For example, we showed that GEX3, a plasma membrane-localized protein, is expressed in both the sperm and egg and plays a role in pollen tube guidance (Alandete-Saez, Ron and McCormick, 2008). We provided Arabidopsis lines with GFP-tagged sperm cells to Jose Feijo's lab, and they used them to determine the transcriptome of sperm cells (Borges et al., 2008). This was important, since we had only sequenced ~5000 maize sperm ESTs and therefore did not have a complete picture of what the sperm transcriptome was like.  Please see  NSF Plant Genome Project for more details. 

Pollen Receptor Kinases

As the pollen tube grows through the pistil, it perceives components of the style extracellular matrix (such as LTP and pectin, and TTS), as shown in the cartoon below.

As one entrée into understanding pollen-pistil communication, we characterized three tomato receptor kinases (LePRK1, 2 and 3) that are specifically expressed in pollen. These kinases have extracellular domains composed of 5-6 leucine-rich repeats, a transmembrane domain, and other characteristic features that distinguish them from other plant receptor kinases. Because antibodies raised against the extracellular domains of the tomato kinases label the pollen tubes, it seemed likely that these kinases would mediate pollen-pistil signaling.
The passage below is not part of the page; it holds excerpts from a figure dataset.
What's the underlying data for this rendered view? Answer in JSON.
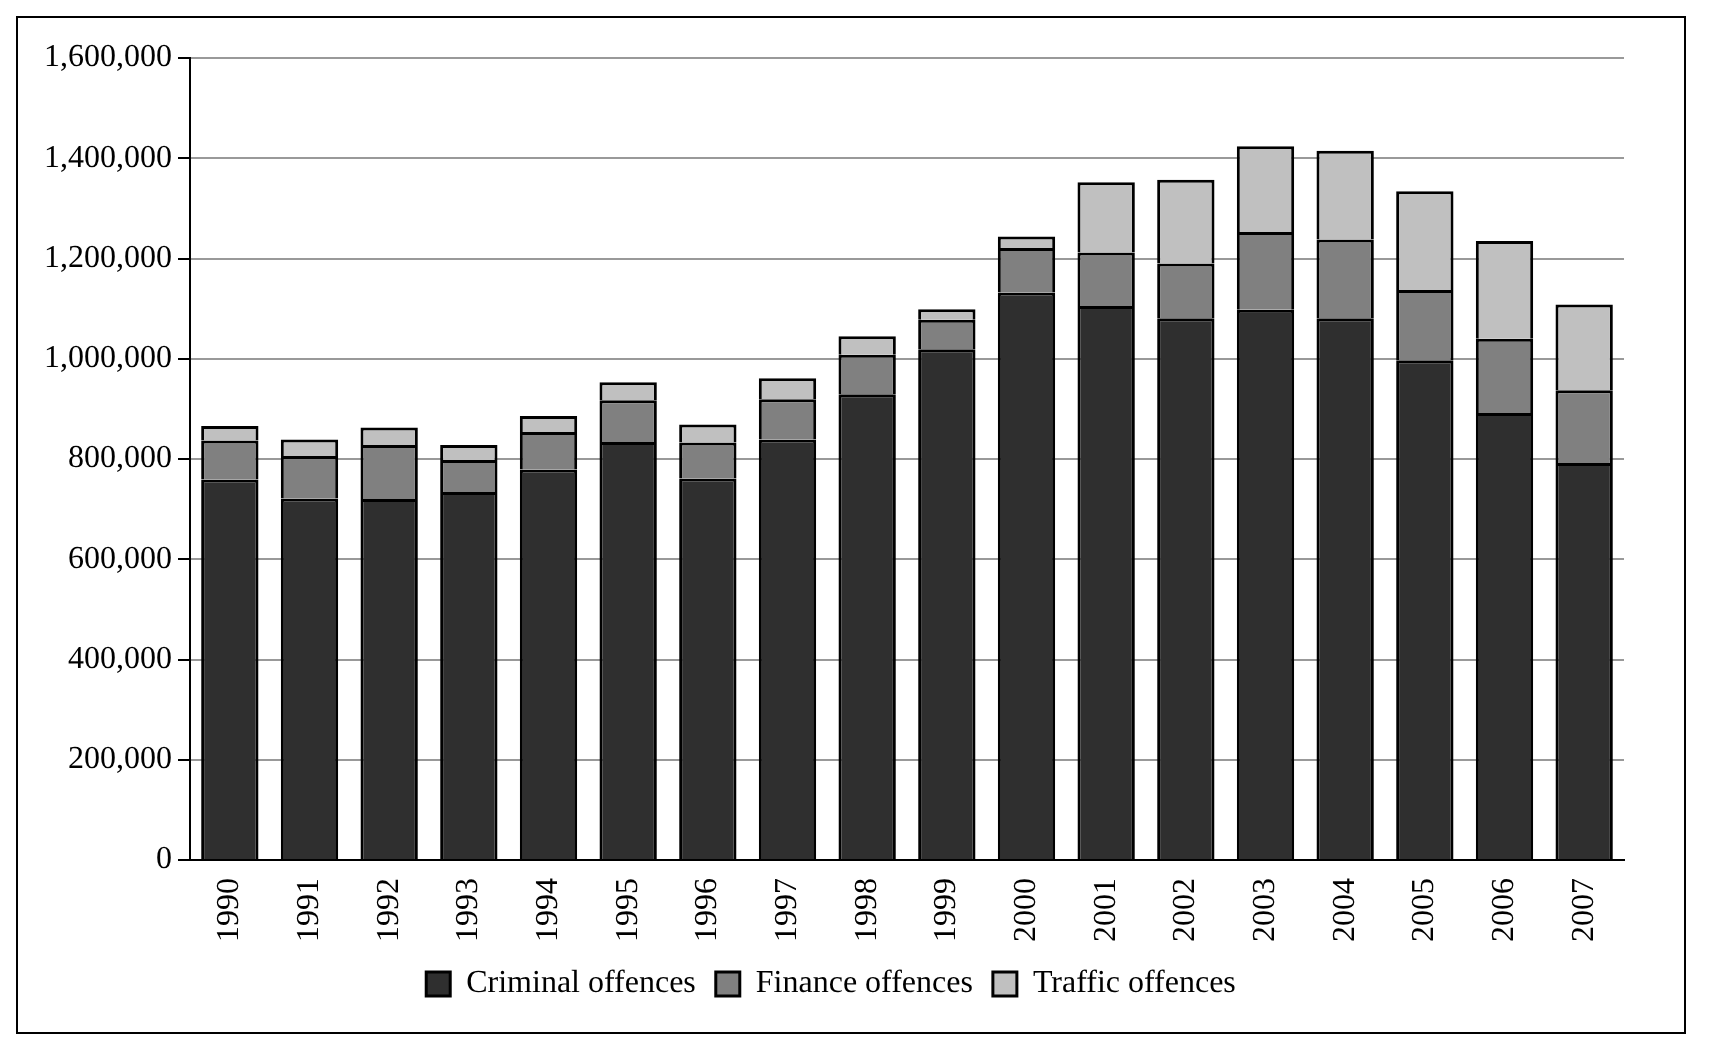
{
  "chart_data": {
    "type": "bar",
    "stacked": true,
    "categories": [
      "1990",
      "1991",
      "1992",
      "1993",
      "1994",
      "1995",
      "1996",
      "1997",
      "1998",
      "1999",
      "2000",
      "2001",
      "2002",
      "2003",
      "2004",
      "2005",
      "2006",
      "2007"
    ],
    "series": [
      {
        "name": "Criminal offences",
        "color": "#2f2f2f",
        "values": [
          759000,
          721000,
          720000,
          734000,
          779000,
          834000,
          761000,
          839000,
          929000,
          1019000,
          1132000,
          1105000,
          1081000,
          1098000,
          1081000,
          997000,
          892000,
          792000
        ]
      },
      {
        "name": "Finance offences",
        "color": "#808080",
        "values": [
          78000,
          85000,
          108000,
          64000,
          75000,
          83000,
          72000,
          80000,
          79000,
          59000,
          89000,
          107000,
          109000,
          155000,
          157000,
          140000,
          148000,
          145000
        ]
      },
      {
        "name": "Traffic offences",
        "color": "#c0c0c0",
        "values": [
          29000,
          33000,
          35000,
          30000,
          32000,
          36000,
          36000,
          42000,
          37000,
          21000,
          23000,
          140000,
          167000,
          171000,
          177000,
          197000,
          195000,
          171000
        ]
      }
    ],
    "ylim": [
      0,
      1600000
    ],
    "yticks": [
      {
        "value": 0,
        "label": "0"
      },
      {
        "value": 200000,
        "label": "200,000"
      },
      {
        "value": 400000,
        "label": "400,000"
      },
      {
        "value": 600000,
        "label": "600,000"
      },
      {
        "value": 800000,
        "label": "800,000"
      },
      {
        "value": 1000000,
        "label": "1,000,000"
      },
      {
        "value": 1200000,
        "label": "1,200,000"
      },
      {
        "value": 1400000,
        "label": "1,400,000"
      },
      {
        "value": 1600000,
        "label": "1,600,000"
      }
    ],
    "grid": "y",
    "legend": "bottom"
  }
}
The Extracellular Partners

We used yeast two-hybrid screening to isolate potential ligands for these kinases. This might seem a risky approach, but indeed, in these screens (Tang et al., 2002) we found that the extracellular domains of these kinases interact with several secreted proteins that are expressed either in the pistil or in the pollen grain itself. Because some of these secreted proteins are only expressed in restricted domains of the pistil (see RT-PCR results next to cartoon, below), or are pollen-specific (Supplemental Table from Tang et al., 2002), we speculate that there may be different ligands involved in different phases of pollen tube growth. We showed that LAT52, one of the candidate ligands from pollen, can be co-immunoprecipitated with an antibody raised against the extracellular domain of LePRK2. This finding was especially exciting because we had already shown (Muschietti et al., 1994) that LAT52 plays an important role in pollen tube growth. But it was curious that the LePRK2-LAT52 interaction didn't occur after pollen started to germinate (Tang et al., 2002). We discovered a possible reason for this - it turns out that a candidate ligand from the female replaces LAT52 after pollen germinates (Tang et al., 2004). The candidate ligand from the female, LeStig1, promotes pollen tube growth. There may be more "changing of partners" - LeStig1 is not expressed near the ovary but pollen tubes still need to get there.

The Cytoplasmic Partners

We also used yeast two-hybrid screens to identify downstream signaling components. One cytoplasmic interactor (KPP - for kinase partner protein) was especially interesting. KPP is a pollen-specific peripheral membrane protein and is phosphorylated in pollen. Overexpression of KPP yields aberrant pollen tubes that are similar to the phenotypes seen when Rop or Rac (small GTPases) are overexpressed. Thus KPP may be a bridge between the receptor kinases and other cytoplasmic proteins already known to be important for polarized growth (Kaothien et al., 2005). KPP is similar to a family of 14 proteins in Arabidopsis. Nearly all were annotated as hypothetical proteins, but our RT-PCR results showed that many are expressed. Most interestingly, another group (Berken, A., Thomas, C. and Wittinghofer, A. " A new family of RhoGEFs activates the Rop molecular switch in plants", Nature June 26, 2005) showed that KPP-like proteins in Arabidopsis are Rho-GEFs. We also characterized the interactions of the Arabidopsis Rho-GEFS and the Arabidopsis equivalents of the tomato pollen receptor kinases (Zhang and McCormick, 2007). This work was facilitated because we developed a robust method for in vitro pollen germination of Arabidopsis pollen (Boavida and McCormick, 2007), a technique that was previously very problematic.

Transcription Factors

For some of these transcription factors, the expression patterns predicted from the microarrays are different from those seen with the gene constructs. We also analyzed T-DNA insertions in these genes to determine if there were associated phenotypes.